In his 1964 pamphlet on UC Berkeley’s chancellor, titled “The Mind of Clark Kerr,” socialist Hal Draper wrote about how the subordination of the public university to the interests of capital is just business as usual:

The use of the university...is to have a relationship to the present power structure, in this businessman’s society of ours, which is similar to that of any other industrial enterprise. There are railroads and steel mills and supermarkets and sausage factories — and there are also the Knowledge Factories, whose function is to service all the others and the State.

The mission statement of public service that drew many of its employees will remain a farce as long as the university is a Knowledge Factory operating in the service of profit. The strikers on the picket line were starting to see this.


STRIKERS FACED pressure from the UC. In the preceding weeks, administrators sent manipulative e-mails blaming workers for putting patients in danger by striking, and reporting on the number of canceled appointments after the strike ended. Dozens of California Highway Patrol, UC police and private security guards shadowed us for all three days, often filming picketers on a camcorder to intimidate our rally.

At UC Los Angeles, a man driving a pickup struck and injured three AFSCME picketers before attempting to flee the scene. Across the Bay from us, UC Berkeley illegally retaliated against striking UPTE stagehands, removing them from performances because they had missed technical preparation days that coincided with their strike.

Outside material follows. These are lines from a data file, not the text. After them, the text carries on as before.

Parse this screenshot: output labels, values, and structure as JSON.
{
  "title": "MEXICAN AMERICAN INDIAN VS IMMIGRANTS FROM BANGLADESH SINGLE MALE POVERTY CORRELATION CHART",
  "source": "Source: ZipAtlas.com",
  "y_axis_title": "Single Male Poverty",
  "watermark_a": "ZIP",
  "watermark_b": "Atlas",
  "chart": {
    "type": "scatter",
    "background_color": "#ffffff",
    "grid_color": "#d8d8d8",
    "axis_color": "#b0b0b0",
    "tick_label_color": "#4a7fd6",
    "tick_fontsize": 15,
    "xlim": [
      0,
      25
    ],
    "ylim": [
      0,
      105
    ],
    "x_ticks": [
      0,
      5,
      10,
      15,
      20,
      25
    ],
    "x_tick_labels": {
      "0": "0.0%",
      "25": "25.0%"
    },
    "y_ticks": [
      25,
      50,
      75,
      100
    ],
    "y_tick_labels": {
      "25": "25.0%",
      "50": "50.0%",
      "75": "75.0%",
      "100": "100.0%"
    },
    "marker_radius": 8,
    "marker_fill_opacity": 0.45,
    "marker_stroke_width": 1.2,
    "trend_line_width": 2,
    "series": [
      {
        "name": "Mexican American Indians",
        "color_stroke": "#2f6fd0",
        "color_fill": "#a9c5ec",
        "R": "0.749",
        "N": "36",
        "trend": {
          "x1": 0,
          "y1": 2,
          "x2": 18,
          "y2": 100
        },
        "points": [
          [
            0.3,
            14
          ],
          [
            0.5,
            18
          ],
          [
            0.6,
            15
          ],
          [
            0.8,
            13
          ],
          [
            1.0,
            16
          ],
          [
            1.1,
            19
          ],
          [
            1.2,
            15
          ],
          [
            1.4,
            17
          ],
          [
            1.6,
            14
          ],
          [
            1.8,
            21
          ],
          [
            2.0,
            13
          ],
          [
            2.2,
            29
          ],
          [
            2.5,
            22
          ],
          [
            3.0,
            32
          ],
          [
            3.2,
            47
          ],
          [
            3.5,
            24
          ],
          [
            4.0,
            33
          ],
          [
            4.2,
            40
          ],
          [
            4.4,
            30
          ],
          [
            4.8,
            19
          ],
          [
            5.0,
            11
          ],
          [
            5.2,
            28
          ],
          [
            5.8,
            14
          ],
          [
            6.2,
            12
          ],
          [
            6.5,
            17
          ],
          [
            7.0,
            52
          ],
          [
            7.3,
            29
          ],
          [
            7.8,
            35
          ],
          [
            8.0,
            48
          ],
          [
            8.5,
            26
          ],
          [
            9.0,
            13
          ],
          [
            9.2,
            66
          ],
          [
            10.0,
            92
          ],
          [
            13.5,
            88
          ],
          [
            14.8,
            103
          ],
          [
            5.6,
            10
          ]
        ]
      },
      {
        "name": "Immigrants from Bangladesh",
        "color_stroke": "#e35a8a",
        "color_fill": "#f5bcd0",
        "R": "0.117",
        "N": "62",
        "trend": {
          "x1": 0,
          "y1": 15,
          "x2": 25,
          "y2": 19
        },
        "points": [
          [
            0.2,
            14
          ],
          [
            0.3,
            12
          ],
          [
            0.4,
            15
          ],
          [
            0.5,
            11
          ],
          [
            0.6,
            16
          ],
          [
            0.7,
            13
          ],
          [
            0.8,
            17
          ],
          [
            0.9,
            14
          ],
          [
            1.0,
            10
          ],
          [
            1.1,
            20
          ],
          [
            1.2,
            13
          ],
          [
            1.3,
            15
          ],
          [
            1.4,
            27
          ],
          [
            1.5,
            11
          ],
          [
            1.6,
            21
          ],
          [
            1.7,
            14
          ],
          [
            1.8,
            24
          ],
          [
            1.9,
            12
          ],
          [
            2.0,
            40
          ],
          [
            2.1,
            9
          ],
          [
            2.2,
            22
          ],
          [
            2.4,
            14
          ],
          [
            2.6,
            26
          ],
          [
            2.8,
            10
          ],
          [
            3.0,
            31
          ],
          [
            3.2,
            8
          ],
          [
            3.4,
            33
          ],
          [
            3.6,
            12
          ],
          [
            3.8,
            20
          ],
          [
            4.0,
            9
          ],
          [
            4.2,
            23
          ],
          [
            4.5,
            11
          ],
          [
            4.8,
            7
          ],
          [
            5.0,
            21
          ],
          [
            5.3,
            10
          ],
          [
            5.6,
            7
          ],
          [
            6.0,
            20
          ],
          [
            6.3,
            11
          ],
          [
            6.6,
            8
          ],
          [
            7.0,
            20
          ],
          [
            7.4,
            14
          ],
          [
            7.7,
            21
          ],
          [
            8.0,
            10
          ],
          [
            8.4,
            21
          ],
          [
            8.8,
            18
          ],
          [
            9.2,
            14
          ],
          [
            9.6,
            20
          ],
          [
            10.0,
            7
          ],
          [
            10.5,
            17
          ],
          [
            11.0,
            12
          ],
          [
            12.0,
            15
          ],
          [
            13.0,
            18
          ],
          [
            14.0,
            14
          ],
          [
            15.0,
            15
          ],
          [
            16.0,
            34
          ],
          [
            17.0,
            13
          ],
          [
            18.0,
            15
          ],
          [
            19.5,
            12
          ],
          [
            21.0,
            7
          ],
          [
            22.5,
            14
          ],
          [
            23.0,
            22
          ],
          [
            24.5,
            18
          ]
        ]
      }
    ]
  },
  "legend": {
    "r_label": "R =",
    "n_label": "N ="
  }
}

We must resist all of these provocations from police, the right wing and the administration in the same way we fight for a better contract: collectively.

There is no plan by UC Regents to address the kind of funding needed to meet the demands of UC workers. But it is clear to everyone that UC is flush with capital to invest, and workers are starting to organize to demand that we get closer to what we deserve.

Being on the picket line showed us a glimpse of what is necessary and helped us identify fellow workers who we want to continue to organize with to fulfill our Union’s slogan: UC for the many, not the few.